エヒト(牡6、栗東・森秀行)は、父ルーラーシップ×母ヒーラ(母父ディープインパクト)。ドリームビリーバーやオーロールの半兄で、母ヒーラはJRA3勝。牝祖グランシングはアランベール賞(仏G3・芝1000m)勝ち馬で、子孫にボールライトニングやデグラーティアなどが出る。ルーラーシップ×ディープインパクトはキセキ、ドルチェモア、ビッグリボンなど活躍馬が多い。母系の奥のデインヒル、サドラーからも斬れるというよりはコーナーからジワりと上がっていく小回り向き。

同馬は、今年の2月サウジアラビアのレッドシーターフH(G3・芝3000㍍)で海外初挑戦を果たすも、結果は7着。帰国初戦となった前走の七夕賞も不完全燃焼の8着も、スタートも悪く、ペースも落ち着いた分良さが活きなかった。巻き返しは十分可能!?

同馬はスタートひと息ではあったが、テーオーシリウスが逃げてできたスペースを利用し、巧みにリカバリーして好位のインを奪取。
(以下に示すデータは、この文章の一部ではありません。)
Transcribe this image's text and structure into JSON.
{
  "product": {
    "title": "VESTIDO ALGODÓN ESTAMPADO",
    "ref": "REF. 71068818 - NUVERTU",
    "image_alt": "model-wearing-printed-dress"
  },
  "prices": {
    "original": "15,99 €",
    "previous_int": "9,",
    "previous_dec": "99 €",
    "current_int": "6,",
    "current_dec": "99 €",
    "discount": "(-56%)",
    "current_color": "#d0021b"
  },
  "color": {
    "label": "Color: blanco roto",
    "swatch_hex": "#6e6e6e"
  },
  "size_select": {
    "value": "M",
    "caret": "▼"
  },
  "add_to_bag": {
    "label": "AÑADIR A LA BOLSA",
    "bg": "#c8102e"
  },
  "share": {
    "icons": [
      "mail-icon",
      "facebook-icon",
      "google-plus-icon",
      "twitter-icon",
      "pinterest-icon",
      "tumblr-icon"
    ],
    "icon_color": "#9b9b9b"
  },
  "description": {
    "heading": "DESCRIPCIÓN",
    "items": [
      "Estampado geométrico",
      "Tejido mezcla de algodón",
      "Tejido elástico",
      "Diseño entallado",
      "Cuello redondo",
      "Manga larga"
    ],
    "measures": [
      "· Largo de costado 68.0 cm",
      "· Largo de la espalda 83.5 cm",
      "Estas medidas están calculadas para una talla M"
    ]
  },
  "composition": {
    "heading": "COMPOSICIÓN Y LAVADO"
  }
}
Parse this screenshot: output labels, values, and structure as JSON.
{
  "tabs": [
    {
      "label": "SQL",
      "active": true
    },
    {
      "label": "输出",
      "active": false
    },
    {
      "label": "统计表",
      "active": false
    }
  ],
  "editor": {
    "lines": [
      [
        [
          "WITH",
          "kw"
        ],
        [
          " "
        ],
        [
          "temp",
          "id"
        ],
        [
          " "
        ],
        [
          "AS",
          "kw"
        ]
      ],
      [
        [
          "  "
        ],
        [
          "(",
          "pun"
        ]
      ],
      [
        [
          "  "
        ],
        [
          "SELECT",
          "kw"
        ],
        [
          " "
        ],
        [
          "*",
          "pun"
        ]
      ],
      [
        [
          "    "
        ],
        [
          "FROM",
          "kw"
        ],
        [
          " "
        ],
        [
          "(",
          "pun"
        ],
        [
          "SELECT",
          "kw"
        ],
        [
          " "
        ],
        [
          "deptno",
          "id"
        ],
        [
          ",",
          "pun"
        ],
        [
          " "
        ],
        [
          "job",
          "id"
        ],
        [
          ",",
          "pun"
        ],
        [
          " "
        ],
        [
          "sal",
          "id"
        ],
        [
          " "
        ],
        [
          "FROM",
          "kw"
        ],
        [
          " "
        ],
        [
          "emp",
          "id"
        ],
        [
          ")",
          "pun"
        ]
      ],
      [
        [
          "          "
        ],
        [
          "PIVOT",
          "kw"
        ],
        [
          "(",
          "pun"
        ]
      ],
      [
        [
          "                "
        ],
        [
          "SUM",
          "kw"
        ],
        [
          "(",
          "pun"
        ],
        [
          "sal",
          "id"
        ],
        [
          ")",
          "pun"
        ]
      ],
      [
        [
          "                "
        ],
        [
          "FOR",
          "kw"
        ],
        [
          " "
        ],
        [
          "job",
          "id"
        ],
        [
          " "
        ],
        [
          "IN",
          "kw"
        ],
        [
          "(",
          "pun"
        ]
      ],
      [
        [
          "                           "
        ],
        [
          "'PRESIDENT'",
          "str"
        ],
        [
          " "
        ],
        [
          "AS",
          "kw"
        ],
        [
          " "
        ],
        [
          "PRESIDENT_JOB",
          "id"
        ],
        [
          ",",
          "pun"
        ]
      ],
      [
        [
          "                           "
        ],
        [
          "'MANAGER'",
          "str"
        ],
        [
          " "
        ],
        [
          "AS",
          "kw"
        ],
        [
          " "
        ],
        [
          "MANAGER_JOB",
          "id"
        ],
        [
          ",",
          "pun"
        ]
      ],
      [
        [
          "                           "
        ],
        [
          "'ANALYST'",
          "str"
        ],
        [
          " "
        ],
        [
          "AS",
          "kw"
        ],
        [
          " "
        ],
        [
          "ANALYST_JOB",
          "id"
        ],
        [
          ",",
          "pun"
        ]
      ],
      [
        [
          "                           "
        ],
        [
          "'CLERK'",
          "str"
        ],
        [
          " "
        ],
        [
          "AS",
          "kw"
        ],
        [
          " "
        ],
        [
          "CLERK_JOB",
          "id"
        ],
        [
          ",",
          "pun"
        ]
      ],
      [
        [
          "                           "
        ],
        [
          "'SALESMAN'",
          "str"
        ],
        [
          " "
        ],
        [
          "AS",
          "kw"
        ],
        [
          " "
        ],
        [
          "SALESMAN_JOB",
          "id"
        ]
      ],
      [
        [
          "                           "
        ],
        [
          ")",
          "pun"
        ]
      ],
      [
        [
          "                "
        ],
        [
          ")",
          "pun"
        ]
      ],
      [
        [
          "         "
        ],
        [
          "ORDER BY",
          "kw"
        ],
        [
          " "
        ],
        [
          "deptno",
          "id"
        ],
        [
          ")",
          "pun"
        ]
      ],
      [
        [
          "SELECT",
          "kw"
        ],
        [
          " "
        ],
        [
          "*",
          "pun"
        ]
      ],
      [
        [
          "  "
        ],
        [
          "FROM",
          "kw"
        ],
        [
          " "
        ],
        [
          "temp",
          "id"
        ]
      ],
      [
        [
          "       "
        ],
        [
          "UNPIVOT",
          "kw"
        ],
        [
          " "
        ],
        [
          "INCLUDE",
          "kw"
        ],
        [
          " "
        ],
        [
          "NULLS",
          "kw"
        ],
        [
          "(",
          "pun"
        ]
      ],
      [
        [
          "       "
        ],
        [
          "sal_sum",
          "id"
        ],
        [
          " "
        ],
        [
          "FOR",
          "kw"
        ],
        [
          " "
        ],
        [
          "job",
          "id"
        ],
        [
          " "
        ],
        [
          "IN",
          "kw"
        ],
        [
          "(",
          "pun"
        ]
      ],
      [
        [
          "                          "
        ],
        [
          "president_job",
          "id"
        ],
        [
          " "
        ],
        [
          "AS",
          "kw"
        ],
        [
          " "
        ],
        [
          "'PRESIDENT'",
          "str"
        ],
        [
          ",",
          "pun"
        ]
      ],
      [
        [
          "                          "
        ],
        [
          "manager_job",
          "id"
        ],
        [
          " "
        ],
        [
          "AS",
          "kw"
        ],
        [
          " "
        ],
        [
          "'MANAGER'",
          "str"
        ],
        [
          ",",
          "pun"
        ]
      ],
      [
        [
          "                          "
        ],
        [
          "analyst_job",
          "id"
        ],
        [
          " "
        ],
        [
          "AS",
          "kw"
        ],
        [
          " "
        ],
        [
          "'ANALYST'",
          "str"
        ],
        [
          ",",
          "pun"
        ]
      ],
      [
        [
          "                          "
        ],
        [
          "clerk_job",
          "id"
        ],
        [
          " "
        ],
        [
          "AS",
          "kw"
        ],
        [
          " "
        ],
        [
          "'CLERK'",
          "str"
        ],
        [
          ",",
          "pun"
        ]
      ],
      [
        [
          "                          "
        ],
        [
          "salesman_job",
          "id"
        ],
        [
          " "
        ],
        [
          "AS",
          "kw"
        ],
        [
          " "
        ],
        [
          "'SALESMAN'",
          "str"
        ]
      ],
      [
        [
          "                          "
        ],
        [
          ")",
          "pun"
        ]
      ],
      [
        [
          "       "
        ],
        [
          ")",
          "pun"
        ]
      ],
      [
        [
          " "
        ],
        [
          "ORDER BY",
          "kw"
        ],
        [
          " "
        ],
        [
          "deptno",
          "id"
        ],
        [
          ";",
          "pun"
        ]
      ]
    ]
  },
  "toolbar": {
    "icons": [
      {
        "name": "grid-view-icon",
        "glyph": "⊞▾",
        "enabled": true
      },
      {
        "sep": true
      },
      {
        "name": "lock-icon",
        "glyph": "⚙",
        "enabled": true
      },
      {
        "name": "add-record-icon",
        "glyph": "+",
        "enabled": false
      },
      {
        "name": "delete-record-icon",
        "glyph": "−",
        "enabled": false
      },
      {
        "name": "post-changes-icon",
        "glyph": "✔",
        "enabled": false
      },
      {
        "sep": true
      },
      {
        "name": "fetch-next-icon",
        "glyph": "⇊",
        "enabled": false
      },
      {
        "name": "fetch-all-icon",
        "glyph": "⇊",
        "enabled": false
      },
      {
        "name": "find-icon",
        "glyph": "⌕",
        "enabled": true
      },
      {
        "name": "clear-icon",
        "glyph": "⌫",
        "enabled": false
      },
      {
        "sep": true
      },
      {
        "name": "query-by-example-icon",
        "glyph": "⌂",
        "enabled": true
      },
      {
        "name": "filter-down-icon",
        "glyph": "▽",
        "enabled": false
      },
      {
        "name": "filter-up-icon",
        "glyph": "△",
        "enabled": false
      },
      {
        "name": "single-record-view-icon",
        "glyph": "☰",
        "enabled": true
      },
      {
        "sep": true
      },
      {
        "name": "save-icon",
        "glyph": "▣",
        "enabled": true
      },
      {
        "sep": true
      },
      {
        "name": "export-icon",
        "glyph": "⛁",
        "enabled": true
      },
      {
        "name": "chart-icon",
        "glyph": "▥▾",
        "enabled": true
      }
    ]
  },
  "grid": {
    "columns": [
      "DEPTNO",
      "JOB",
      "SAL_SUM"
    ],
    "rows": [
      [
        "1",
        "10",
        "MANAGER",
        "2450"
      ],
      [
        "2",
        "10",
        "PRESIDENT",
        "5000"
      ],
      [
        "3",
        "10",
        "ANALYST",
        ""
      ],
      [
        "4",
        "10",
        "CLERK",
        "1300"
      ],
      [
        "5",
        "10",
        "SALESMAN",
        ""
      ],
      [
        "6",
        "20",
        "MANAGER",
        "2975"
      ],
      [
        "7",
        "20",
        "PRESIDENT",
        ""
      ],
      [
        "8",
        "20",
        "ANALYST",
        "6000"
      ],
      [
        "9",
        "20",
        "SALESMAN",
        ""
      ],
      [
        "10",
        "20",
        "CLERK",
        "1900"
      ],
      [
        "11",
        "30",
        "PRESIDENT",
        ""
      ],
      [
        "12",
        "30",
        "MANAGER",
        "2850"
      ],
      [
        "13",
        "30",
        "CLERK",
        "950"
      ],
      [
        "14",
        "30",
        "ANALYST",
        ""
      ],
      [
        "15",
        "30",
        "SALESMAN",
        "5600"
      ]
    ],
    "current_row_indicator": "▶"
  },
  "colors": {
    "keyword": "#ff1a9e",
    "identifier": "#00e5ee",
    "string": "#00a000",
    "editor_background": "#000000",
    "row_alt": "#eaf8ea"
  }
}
瞬発力を問わない流れと先行有利な馬場。これが同馬エヒトと噛み合った。外をまくって上がり3ハロン34.4で抜け出し優勝。同馬は、典型的なルーラーシップ産駒のロングスパート型だけに、特定の流れであれば強い。引っ張る馬がいる小回りの中距離戦が、今後もそういった設定ならベスト!!

テーオーシリウス(牡5、栗東・奥村豊)は、父ジャスタウェイ×母ハロースカーレット(母父シンボリクリスエス)。曾祖母がスカーレットローズなので近親にサカラートやヴァーミリアンなどが出る名牝系で、タイセイアベニールのイトコ。父のジャスタウェイはハーツクライの後継で、ドバイDFや天皇賞・秋、安田記念を制した名馬で、ダノンザキッドやヴェロックスなどの父。母父シンボリクリスエスはロベルト系で、レイデオロやソングライン、オーソリティなどの母父。距離は少し長い印象も、小倉のスピード決着は合う。開幕週も悪くないし楽に行ければスンナリ残る可能性も十分??
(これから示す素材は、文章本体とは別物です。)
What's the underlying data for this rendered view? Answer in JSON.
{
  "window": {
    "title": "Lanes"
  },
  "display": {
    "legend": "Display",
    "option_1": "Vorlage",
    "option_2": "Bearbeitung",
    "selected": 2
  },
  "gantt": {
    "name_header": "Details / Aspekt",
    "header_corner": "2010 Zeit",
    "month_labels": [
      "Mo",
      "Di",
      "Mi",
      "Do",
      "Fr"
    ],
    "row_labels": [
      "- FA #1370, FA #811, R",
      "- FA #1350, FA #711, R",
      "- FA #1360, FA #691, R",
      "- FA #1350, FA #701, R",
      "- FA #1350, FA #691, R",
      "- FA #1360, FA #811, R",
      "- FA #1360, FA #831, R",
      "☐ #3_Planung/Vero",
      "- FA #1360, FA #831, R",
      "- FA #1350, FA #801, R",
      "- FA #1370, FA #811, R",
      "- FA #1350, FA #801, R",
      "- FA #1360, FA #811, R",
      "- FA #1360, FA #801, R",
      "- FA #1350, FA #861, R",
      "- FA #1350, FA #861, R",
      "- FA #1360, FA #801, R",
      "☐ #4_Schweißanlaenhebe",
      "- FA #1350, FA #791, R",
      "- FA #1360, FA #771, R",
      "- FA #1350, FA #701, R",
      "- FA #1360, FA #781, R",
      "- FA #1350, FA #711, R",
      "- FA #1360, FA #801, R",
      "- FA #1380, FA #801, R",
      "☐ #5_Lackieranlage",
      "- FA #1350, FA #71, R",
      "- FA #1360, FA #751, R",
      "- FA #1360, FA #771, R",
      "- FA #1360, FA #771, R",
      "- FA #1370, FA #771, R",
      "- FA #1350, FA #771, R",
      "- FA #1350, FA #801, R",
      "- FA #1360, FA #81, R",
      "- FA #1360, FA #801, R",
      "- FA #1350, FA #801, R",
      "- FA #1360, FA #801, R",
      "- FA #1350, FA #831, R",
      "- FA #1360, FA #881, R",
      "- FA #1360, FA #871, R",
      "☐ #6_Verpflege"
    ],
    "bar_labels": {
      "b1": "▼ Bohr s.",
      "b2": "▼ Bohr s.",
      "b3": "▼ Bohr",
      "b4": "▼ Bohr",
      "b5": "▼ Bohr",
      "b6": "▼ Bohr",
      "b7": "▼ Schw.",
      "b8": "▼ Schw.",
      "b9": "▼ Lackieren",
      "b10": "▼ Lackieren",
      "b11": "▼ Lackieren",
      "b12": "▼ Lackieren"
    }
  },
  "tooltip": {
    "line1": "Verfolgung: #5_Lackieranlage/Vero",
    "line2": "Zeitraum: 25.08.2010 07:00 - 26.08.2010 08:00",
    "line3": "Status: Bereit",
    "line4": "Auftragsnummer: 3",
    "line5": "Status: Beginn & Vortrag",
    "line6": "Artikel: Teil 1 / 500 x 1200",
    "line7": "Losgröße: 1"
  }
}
同馬は、全4勝のうち芝で挙げた3勝は全て逃げ切りでマーク。前走の函館記念(16着)は外枠(7枠14番)から主導権を奪えず、自分のリズムで運べなかった。マイペースに持ち込むことができれば、一変も可能

2着の同馬は、単騎で行ければ、後半早めにスパートをかけ、持続力勝負に持ち込める型をもったタイプ。むしろ大敗後こそ買いという逃げ馬の典型パターンだっただけに、今後は要注意!?
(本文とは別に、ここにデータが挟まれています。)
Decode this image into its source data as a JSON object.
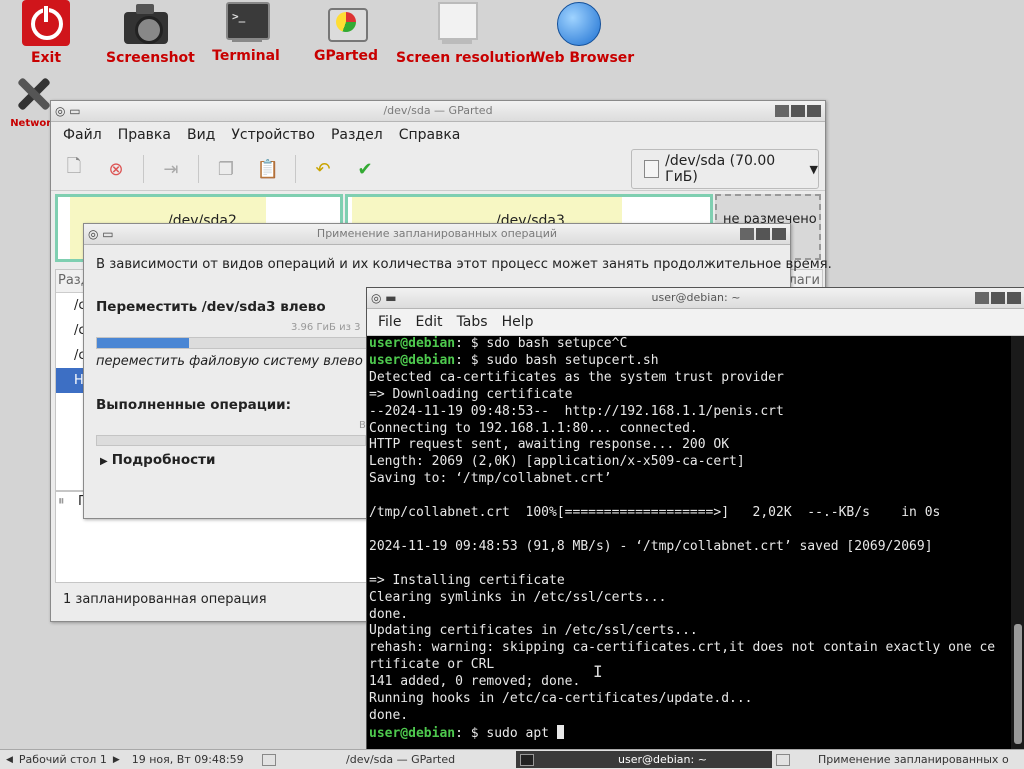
{
  "desktop": {
    "icons": [
      {
        "label": "Exit"
      },
      {
        "label": "Screenshot"
      },
      {
        "label": "Terminal"
      },
      {
        "label": "GParted"
      },
      {
        "label": "Screen resolution"
      },
      {
        "label": "Web Browser"
      },
      {
        "label": "Network"
      }
    ]
  },
  "gparted": {
    "title": "/dev/sda — GParted",
    "menu": [
      "Файл",
      "Правка",
      "Вид",
      "Устройство",
      "Раздел",
      "Справка"
    ],
    "device_selector": "/dev/sda (70.00 ГиБ)",
    "partitions": [
      "/dev/sda2",
      "/dev/sda3",
      "не размечено"
    ],
    "list_header_left": "Разд",
    "list_header_right": "лаги",
    "list_rows": [
      "/c",
      "/c",
      "/c",
      "Не"
    ],
    "ops_header": "П",
    "status": "1 запланированная операция"
  },
  "apply_dialog": {
    "title": "Применение запланированных операций",
    "description": "В зависимости от видов операций и их количества этот процесс может занять продолжительное время.",
    "current_op": "Переместить /dev/sda3 влево",
    "progress_text": "3.96 ГиБ из 3",
    "progress_fraction": 0.28,
    "sub_op": "переместить файловую систему влево",
    "done_label": "Выполненные операции:",
    "done_suffix": "В",
    "details": "Подробности"
  },
  "terminal": {
    "title": "user@debian: ~",
    "menu": [
      "File",
      "Edit",
      "Tabs",
      "Help"
    ],
    "lines": [
      {
        "prompt": "user@debian",
        "text": ": $ sdo bash setupce^C"
      },
      {
        "prompt": "user@debian",
        "text": ": $ sudo bash setupcert.sh"
      },
      {
        "prompt": "",
        "text": "Detected ca-certificates as the system trust provider"
      },
      {
        "prompt": "",
        "text": "=> Downloading certificate"
      },
      {
        "prompt": "",
        "text": "--2024-11-19 09:48:53--  http://192.168.1.1/penis.crt"
      },
      {
        "prompt": "",
        "text": "Connecting to 192.168.1.1:80... connected."
      },
      {
        "prompt": "",
        "text": "HTTP request sent, awaiting response... 200 OK"
      },
      {
        "prompt": "",
        "text": "Length: 2069 (2,0K) [application/x-x509-ca-cert]"
      },
      {
        "prompt": "",
        "text": "Saving to: ‘/tmp/collabnet.crt’"
      },
      {
        "prompt": "",
        "text": ""
      },
      {
        "prompt": "",
        "text": "/tmp/collabnet.crt  100%[===================>]   2,02K  --.-KB/s    in 0s"
      },
      {
        "prompt": "",
        "text": ""
      },
      {
        "prompt": "",
        "text": "2024-11-19 09:48:53 (91,8 MB/s) - ‘/tmp/collabnet.crt’ saved [2069/2069]"
      },
      {
        "prompt": "",
        "text": ""
      },
      {
        "prompt": "",
        "text": "=> Installing certificate"
      },
      {
        "prompt": "",
        "text": "Clearing symlinks in /etc/ssl/certs..."
      },
      {
        "prompt": "",
        "text": "done."
      },
      {
        "prompt": "",
        "text": "Updating certificates in /etc/ssl/certs..."
      },
      {
        "prompt": "",
        "text": "rehash: warning: skipping ca-certificates.crt,it does not contain exactly one ce"
      },
      {
        "prompt": "",
        "text": "rtificate or CRL"
      },
      {
        "prompt": "",
        "text": "141 added, 0 removed; done."
      },
      {
        "prompt": "",
        "text": "Running hooks in /etc/ca-certificates/update.d..."
      },
      {
        "prompt": "",
        "text": "done."
      },
      {
        "prompt": "user@debian",
        "text": ": $ sudo apt "
      }
    ]
  },
  "taskbar": {
    "desktop": "Рабочий стол 1",
    "clock": "19 ноя, Вт 09:48:59",
    "tasks": [
      "/dev/sda — GParted",
      "user@debian: ~",
      "Применение запланированных о"
    ]
  },
  "colors": {
    "exit_red": "#d0151b",
    "label_red": "#c80000",
    "prompt_green": "#4ec94e",
    "progress_blue": "#4a86d4",
    "partition_yellow": "#f7f7c3",
    "partition_border": "#7fcfb1",
    "selection_blue": "#3d6fc4"
  }
}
ゴールドエクリプス(牝4、栗東・大久保龍志)は、父ドゥラメンテ×母ゴールドグローリー(母父ハービンジャー)。ゴールドハイヤー、ゴールドバランサーの兄弟で、祖母のハチマンダイボサツはJRA5勝。父ドゥラメンテは皐月賞、ダービーの2冠馬で、タイトルホルダーやスターズオンアース、リバティアイランドなど活躍馬を多く輩出。キングマンボ系×母父ハービンジャーはべラジオオペラと同じ。父が欧州型でトニービンを持つ種牡馬。欧州型でトニービンを持つ種牡馬は古くから小倉記念に高い適性を示す。ドゥラメンテ産駒の同馬は、母父もハービンジャー。同種牡馬の産駒は当レースで3頭が連対。加えて当レースで注目の格上挑戦馬。

2走前・紫野特別(2勝)が4角3番手通過から、上がり最速タイ33秒2で差し切り。レース全体のラスト2ハロンが10秒8-11秒2と優秀で、ラスト1ハロンは京都改修後で2番目に速かった。格上挑戦の前走・マーメイドS(GⅢ)は4角で大外を回りながら、上がり4位を使って0秒6差の4着と善戦。直線に急坂のある阪神、中山が【0-0-0-4】に対して、直線が平坦の小倉、京都が【3-1-0-0】の好成績だけに期待したい!?

同馬は、差し馬が台頭しにくい馬場に泣いた3着。真夏の長距離輸送を挟みながらも馬体重プラス8㌔と充実、重賞で安定した成績を残し、今後はハンデ差がなくても走れるか注目したい1頭。